A síndrome miofascial abdominal pode apresentar-se com dor intensa e profunda originada de pontos dolorosos e hipersensíveis, envolvendo músculos viscerais e esqueléticos e/ou fáscias musculares e/ou ligamentos e/ou ênteses (locais de inserções tendíneas, musculares e osteoligamentares no osso).

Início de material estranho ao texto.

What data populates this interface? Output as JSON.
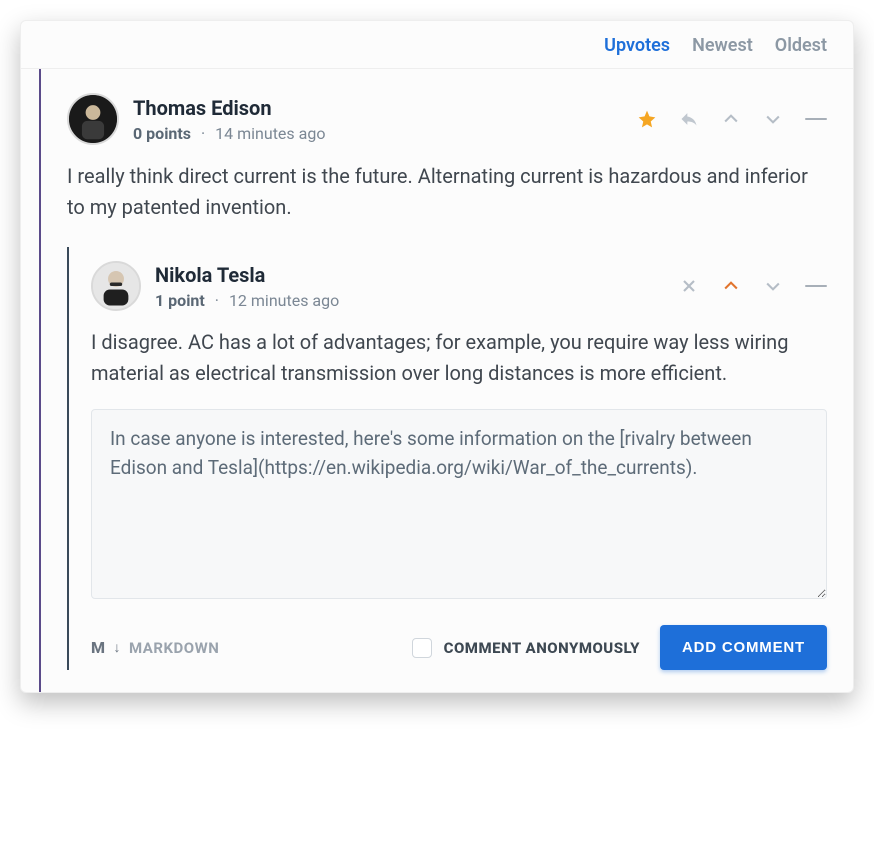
{
  "sort": {
    "options": [
      "Upvotes",
      "Newest",
      "Oldest"
    ],
    "active": "Upvotes"
  },
  "comment1": {
    "author": "Thomas Edison",
    "points": "0 points",
    "time": "14 minutes ago",
    "body": "I really think direct current is the future. Alternating current is hazardous and inferior to my patented invention.",
    "starred": true
  },
  "comment2": {
    "author": "Nikola Tesla",
    "points": "1 point",
    "time": "12 minutes ago",
    "body": "I disagree. AC has a lot of advantages; for example, you require way less wiring material as electrical transmission over long distances is more efficient.",
    "upvoted": true
  },
  "editor": {
    "value": "In case anyone is interested, here's some information on the [rivalry between Edison and Tesla](https://en.wikipedia.org/wiki/War_of_the_currents)."
  },
  "footer": {
    "markdown_label": "MARKDOWN",
    "markdown_short": "M",
    "anon_label": "COMMENT ANONYMOUSLY",
    "submit_label": "ADD COMMENT"
  }
}
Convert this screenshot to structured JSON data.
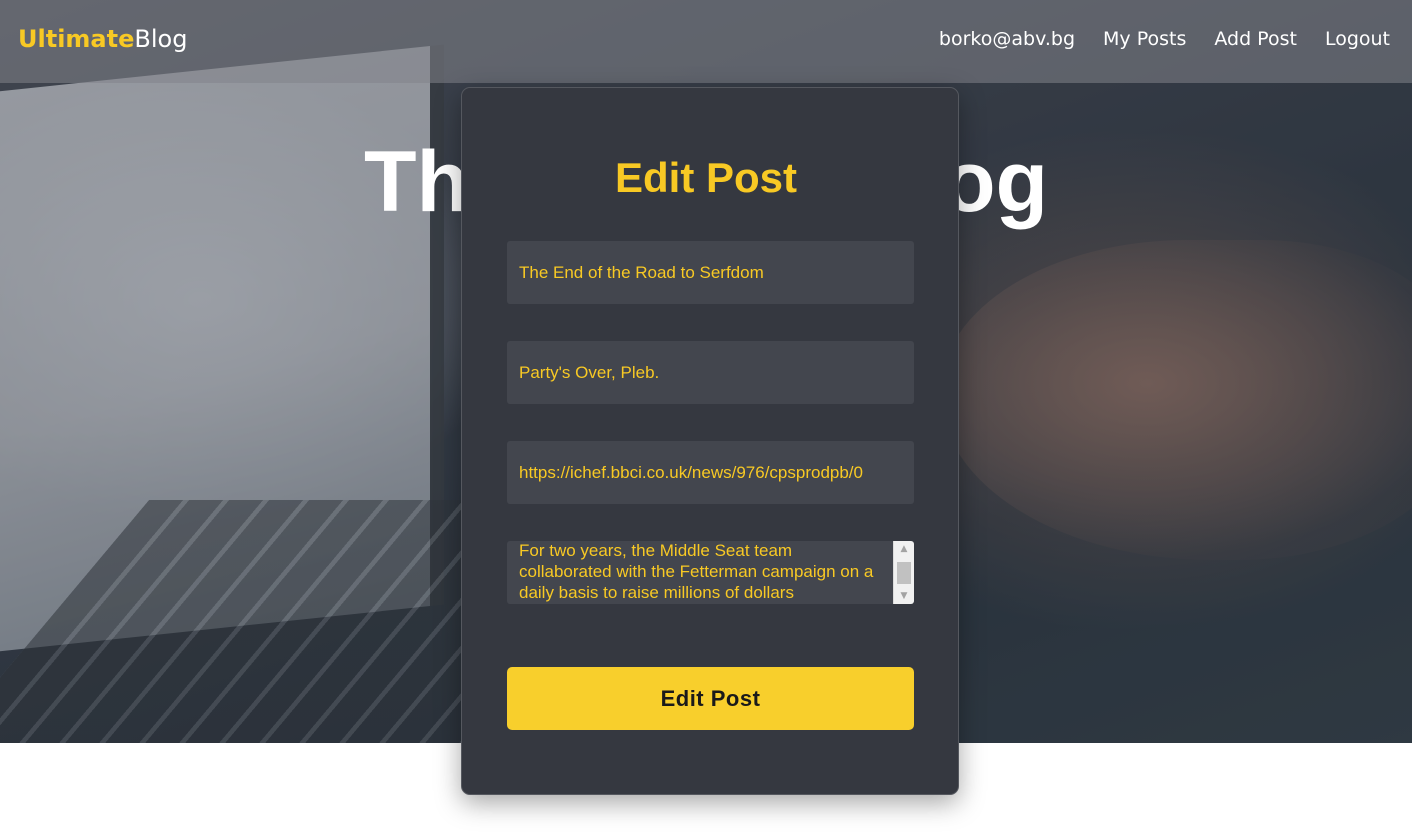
{
  "navbar": {
    "logo_part1": "Ultimate",
    "logo_part2": "Blog",
    "links": [
      {
        "label": "borko@abv.bg"
      },
      {
        "label": "My Posts"
      },
      {
        "label": "Add Post"
      },
      {
        "label": "Logout"
      }
    ]
  },
  "hero": {
    "title_left": "Th",
    "title_right": "log"
  },
  "form": {
    "title": "Edit Post",
    "title_value": "The End of the Road to Serfdom",
    "description_value": "Party's Over, Pleb.",
    "image_url_value": "https://ichef.bbci.co.uk/news/976/cpsprodpb/0",
    "content_value": "For two years, the Middle Seat team collaborated with the Fetterman campaign on a daily basis to raise millions of dollars",
    "submit_label": "Edit Post"
  },
  "colors": {
    "accent": "#f8c924",
    "card_bg": "#353840",
    "field_bg": "#43464e"
  }
}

A dor pode ocorrer em repouso, por compressão local, por fadiga ou quando estimulado determinados movimentos (recrutamento das fibras musculares locais com banda-tensa). Os fatores desencadeantes e perpetuantes dos pontos dolorosos mais comuns são: isquemia, microtraumas (estressores posturais), macrotraumas (cirurgias, parto vaginal mal conduzido), medo de intervenções nos genitais (por exemplo, colocação do DIU, abuso sexual), infecções, inflamações locais e sistêmicas, aderências, que sobrecarregam as estruturas e estimulam as terminações nervosas locais, mantendo o ciclo de espasmo e dor.

 

Além disso, na endometriose pélvica e na síndrome de dor vesical/ cistite intersticial pode-se observar o espasmo doloroso da musculatura do assoalho pélvico, secundário sensibilização segmentar por um reflexo visceromuscular e/ ou viscerovisceral.

 

DOR VISCERAL REFERIDA

Esta sensibilização segmentar espinhal desencadeia o acúmulo de substâncias pró-inflamatórias (inflamação neurogênica), hipertonia muscular, alteração da função, aparecimento de novos pontos de gatilho secundários.

 

 

ESPASMO ASSOALHO PÉLVICO – ASSOALHO PÉLVICO HIPERTÔNICO

O tônus muscular é um estado parcial de contração de um músculo em repouso, modulado por estímulos nervosos, estado que mantém a postura e que mantém os músculos alertas para entrar em ação.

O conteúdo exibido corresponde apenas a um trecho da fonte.